IGA umfasst mehr als klassische Authentifizierung oder Single Sign-On. Es geht um Governance Administration: Rollen, Anforderungen, Prozesse, Lifecycle Management, Provisioning and Deprovisioning sowie Access Reviews. Ziel ist, dass Identity Access und Access Management dauerhaft kontrollierbar und auditierbar bleiben.

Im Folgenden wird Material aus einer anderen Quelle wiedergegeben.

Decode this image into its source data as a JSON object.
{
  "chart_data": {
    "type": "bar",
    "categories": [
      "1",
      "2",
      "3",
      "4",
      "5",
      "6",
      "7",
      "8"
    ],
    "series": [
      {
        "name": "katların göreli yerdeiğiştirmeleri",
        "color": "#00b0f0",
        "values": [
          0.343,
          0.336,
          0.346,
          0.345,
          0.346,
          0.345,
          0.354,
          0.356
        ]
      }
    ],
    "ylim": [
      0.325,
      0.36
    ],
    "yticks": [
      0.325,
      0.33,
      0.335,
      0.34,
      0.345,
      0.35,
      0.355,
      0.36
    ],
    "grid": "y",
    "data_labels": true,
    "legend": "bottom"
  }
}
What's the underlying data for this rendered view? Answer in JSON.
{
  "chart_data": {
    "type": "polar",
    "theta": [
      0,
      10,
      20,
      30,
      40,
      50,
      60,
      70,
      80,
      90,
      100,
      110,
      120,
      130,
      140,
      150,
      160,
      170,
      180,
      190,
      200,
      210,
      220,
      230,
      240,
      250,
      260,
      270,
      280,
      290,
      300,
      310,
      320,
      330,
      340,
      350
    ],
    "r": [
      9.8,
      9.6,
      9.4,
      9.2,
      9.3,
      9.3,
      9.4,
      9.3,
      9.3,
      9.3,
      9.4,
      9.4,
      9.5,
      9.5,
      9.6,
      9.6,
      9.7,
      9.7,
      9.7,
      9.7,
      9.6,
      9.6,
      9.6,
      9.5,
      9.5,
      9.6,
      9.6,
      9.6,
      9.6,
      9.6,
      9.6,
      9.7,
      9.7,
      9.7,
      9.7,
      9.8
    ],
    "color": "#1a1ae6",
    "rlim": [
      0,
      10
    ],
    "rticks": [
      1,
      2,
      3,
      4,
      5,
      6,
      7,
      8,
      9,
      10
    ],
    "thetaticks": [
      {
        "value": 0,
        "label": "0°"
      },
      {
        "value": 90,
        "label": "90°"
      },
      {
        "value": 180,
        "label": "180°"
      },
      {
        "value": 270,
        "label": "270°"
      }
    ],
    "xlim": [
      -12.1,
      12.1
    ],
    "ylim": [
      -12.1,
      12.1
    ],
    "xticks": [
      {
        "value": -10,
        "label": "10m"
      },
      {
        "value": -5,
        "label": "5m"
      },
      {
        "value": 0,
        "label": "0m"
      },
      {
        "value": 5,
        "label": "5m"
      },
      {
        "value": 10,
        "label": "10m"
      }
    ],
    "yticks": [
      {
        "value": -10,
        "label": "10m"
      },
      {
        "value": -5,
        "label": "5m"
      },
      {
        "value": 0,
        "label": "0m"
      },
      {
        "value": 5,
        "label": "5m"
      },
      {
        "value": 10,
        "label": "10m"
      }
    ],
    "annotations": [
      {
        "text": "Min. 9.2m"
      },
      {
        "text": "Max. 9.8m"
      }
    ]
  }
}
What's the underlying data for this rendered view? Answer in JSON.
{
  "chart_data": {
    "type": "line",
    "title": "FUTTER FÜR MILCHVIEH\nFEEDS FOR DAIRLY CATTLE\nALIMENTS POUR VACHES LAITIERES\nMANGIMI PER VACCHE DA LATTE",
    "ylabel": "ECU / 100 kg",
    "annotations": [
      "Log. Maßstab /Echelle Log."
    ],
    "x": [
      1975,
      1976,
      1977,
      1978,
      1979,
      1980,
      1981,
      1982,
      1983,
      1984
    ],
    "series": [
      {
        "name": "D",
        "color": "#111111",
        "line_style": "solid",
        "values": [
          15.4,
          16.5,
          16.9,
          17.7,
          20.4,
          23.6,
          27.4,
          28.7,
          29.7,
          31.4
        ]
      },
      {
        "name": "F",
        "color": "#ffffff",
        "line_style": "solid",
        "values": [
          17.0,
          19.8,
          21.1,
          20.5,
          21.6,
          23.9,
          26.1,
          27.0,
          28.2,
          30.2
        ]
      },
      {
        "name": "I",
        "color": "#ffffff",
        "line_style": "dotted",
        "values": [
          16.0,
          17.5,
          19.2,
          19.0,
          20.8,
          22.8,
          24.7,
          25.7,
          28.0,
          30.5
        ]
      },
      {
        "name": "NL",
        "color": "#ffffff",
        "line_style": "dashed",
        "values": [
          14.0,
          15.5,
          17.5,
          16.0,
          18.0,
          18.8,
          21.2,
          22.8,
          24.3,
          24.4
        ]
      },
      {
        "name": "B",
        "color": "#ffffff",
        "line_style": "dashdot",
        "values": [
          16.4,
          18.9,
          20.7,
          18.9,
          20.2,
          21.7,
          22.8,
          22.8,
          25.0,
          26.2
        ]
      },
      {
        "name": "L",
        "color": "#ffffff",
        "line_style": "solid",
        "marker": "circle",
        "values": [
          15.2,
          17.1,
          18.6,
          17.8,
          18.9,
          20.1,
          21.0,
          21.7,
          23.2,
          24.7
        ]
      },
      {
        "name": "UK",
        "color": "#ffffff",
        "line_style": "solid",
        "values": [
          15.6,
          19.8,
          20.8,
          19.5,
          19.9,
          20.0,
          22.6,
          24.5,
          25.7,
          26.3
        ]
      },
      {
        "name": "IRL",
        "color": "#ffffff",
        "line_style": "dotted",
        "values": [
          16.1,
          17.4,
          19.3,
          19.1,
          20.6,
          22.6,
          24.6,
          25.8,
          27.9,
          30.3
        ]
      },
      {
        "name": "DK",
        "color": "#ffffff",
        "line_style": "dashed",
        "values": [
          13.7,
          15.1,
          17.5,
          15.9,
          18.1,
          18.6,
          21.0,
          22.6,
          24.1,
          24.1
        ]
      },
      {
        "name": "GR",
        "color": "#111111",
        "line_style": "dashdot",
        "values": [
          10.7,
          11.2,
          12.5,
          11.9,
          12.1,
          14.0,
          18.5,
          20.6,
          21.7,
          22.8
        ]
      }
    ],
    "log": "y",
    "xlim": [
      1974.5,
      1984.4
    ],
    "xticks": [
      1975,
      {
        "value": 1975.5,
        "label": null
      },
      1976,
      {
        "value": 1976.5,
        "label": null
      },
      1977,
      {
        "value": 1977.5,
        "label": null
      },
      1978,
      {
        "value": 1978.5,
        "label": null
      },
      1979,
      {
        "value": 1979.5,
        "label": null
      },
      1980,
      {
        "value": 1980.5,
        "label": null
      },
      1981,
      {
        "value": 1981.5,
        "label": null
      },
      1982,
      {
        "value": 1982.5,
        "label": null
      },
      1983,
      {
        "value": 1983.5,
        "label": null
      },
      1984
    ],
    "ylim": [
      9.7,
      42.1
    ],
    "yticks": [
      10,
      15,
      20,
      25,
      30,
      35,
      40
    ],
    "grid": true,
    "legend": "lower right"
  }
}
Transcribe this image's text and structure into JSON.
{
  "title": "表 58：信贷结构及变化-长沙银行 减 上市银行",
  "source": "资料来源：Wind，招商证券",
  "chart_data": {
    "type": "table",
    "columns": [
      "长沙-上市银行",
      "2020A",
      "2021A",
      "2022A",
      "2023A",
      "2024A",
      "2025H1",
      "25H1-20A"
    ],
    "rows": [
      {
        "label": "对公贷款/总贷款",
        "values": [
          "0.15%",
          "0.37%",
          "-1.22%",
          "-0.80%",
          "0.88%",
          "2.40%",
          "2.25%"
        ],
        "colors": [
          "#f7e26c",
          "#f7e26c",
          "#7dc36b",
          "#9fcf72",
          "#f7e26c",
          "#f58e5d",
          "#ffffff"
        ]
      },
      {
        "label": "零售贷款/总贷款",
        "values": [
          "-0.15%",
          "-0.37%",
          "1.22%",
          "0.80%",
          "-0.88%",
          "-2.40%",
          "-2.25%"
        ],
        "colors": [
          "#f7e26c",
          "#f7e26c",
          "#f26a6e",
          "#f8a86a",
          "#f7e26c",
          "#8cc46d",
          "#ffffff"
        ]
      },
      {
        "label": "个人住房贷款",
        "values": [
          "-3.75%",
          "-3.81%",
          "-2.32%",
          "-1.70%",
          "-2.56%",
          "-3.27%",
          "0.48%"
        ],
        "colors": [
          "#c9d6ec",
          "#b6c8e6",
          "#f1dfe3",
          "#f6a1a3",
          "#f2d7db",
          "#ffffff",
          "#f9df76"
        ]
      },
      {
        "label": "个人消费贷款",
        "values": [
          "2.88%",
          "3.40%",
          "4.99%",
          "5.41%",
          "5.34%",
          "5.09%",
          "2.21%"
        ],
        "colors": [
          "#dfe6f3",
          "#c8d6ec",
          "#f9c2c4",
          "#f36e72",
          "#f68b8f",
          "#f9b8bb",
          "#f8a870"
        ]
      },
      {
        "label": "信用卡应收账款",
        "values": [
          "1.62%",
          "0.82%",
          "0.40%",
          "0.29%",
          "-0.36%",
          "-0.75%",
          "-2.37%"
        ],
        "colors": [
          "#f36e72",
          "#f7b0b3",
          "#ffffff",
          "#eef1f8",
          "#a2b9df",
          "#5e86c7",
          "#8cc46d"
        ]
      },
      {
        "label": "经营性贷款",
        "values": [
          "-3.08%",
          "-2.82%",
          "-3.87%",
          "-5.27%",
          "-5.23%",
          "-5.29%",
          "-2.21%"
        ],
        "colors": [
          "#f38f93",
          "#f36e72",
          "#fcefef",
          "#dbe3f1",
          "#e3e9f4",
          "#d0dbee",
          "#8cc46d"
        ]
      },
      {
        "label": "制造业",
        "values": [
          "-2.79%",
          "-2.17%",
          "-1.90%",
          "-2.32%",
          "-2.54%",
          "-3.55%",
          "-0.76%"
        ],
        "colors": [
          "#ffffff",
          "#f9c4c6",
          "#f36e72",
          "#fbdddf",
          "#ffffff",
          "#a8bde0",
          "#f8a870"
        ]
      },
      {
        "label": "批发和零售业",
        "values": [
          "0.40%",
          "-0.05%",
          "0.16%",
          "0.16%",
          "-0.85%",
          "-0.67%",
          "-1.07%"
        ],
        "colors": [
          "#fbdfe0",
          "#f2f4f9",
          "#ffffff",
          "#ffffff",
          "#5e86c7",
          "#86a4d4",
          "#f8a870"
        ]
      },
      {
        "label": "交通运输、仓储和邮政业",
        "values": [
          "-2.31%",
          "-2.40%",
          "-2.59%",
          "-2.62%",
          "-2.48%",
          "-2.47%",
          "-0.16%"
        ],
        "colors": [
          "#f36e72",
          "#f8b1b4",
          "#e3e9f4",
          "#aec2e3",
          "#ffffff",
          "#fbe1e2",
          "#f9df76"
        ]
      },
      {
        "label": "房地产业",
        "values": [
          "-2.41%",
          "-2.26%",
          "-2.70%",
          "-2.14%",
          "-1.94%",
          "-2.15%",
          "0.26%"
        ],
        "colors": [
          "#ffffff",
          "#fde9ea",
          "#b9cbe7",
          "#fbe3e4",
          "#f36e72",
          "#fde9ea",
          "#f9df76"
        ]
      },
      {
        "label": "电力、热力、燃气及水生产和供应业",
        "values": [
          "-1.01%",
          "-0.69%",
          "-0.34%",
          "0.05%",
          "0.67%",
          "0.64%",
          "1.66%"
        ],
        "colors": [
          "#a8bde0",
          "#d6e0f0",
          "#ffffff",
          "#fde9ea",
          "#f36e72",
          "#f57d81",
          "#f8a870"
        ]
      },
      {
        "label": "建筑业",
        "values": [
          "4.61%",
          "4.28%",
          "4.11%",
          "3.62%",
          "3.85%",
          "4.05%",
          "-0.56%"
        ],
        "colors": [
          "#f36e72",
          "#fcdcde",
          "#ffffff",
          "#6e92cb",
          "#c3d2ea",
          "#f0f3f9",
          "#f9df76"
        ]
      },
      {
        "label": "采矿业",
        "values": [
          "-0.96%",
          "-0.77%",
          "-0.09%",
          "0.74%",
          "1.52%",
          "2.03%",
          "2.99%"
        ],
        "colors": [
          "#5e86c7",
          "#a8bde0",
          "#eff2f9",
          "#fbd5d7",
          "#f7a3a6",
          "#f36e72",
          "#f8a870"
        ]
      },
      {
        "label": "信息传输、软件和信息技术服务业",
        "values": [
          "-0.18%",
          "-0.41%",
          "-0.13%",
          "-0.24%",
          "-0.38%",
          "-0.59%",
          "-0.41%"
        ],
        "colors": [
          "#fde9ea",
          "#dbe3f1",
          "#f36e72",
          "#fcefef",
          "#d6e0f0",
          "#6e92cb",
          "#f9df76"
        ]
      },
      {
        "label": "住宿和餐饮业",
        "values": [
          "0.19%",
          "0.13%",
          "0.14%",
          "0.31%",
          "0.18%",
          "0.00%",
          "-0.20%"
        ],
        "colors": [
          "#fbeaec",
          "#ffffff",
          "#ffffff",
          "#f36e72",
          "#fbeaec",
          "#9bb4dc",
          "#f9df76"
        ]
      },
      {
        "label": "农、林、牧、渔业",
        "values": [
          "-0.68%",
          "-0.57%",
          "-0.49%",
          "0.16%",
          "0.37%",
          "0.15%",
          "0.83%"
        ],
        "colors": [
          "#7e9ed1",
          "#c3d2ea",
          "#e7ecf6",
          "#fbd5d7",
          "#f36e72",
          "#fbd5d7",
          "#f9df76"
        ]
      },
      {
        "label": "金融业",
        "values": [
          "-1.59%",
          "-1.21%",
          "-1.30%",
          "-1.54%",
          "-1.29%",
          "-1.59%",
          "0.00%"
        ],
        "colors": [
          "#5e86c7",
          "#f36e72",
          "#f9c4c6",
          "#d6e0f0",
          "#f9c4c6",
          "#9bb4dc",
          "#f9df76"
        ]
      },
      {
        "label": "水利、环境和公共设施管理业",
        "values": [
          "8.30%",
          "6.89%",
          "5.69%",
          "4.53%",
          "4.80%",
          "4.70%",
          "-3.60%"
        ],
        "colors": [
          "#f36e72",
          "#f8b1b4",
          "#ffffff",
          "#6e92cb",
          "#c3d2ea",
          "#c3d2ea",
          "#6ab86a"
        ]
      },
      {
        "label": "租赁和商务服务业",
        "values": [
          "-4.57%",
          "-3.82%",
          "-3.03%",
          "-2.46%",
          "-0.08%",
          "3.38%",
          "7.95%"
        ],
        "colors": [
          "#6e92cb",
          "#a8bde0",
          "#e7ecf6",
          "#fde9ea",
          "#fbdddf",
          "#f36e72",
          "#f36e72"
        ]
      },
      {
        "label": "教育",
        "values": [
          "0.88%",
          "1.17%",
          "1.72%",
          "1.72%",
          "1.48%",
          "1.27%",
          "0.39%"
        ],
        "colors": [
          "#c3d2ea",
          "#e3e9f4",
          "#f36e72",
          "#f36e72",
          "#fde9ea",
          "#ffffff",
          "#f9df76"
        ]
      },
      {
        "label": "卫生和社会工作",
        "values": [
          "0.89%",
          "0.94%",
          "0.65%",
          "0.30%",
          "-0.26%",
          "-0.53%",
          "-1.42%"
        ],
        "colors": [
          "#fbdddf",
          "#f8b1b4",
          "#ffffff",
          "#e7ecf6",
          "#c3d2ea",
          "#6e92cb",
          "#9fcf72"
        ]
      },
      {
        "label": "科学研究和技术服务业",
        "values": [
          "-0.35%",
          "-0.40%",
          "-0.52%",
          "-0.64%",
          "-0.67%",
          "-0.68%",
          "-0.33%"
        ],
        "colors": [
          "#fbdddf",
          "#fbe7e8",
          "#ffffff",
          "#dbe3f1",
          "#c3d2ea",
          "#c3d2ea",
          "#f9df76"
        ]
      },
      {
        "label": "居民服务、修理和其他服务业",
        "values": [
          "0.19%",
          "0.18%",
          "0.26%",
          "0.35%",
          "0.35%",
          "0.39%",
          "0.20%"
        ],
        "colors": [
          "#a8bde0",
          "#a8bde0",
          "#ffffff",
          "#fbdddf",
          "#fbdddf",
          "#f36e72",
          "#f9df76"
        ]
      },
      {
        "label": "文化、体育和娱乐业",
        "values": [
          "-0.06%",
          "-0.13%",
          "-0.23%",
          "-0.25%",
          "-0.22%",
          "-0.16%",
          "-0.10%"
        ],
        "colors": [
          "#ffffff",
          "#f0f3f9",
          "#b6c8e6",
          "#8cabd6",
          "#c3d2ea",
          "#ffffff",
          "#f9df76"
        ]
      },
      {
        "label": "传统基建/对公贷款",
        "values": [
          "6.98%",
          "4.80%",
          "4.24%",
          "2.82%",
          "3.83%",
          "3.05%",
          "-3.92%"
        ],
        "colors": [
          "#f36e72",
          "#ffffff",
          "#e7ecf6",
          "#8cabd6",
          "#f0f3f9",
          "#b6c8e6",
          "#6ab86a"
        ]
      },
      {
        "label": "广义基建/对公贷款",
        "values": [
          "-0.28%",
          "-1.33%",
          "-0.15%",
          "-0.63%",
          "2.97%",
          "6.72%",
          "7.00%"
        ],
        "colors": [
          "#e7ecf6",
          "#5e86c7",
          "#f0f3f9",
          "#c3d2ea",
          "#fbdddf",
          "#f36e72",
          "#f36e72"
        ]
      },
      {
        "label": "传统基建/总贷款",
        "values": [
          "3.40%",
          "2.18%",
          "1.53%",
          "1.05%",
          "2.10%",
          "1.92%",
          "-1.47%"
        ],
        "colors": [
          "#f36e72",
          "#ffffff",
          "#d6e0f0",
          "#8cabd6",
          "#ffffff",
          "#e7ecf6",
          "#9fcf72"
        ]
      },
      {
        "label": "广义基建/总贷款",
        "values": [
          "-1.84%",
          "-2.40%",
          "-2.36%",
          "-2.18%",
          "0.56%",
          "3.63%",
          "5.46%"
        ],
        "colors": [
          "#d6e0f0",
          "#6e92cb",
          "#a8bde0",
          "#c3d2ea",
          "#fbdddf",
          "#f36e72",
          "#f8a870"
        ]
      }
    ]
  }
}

Wie startet die Zusammenarbeit – und wie läuft das Assessment ab?
Wir starten mit einem Fitness Check als Maturity Assessment. Dabei schauen wir auf Identitäten, Rollen, Berechtigungsmanagement, interne und externe Benutzer, relevante Systeme und Anwendungen sowie bestehende Standards. Ergebnis ist eine priorisierte Roadmap inklusive Implementierungsschritten und realistischem Aufwand.
Wie lange dauert die Implementierung und wie hoch ist der Aufwand intern?
Das hängt von Organisation, Anzahl der Anwendungen und Reifegrad der Prozesse ab. Wir planen in überschaubaren Etappen: erst Governance-Grundlagen (Rollen, Lifecycle, Reviews), dann Vertiefung (Privileged Access, Role Mining, Segregation of Duties). Intern brauchst du in der Regel einen Verantwortlichen für Entscheidungen und Freigaben, nicht ein ganzes Projektteam.
Welche IAM-Lösungen unterstützt ihr – und was macht ihr bewusst nicht?
Wir sind Managed Microsoft 365 Security Provider und arbeiten ausschließlich im Microsoft Security-Stack (Entra ID, Defender, Sentinel, Security Copilot im Fortress-Tier). Wir ersetzen keine Implementierung für Drittanbieter wie Okta, SailPoint oder One Identity und bieten keine allgemeine Cybersecurity-Beratung außerhalb von Microsoft 365 an. Fokus bleibt: Identity & Access Management, Access Management und Identity Governance and Administration in Microsoft 365.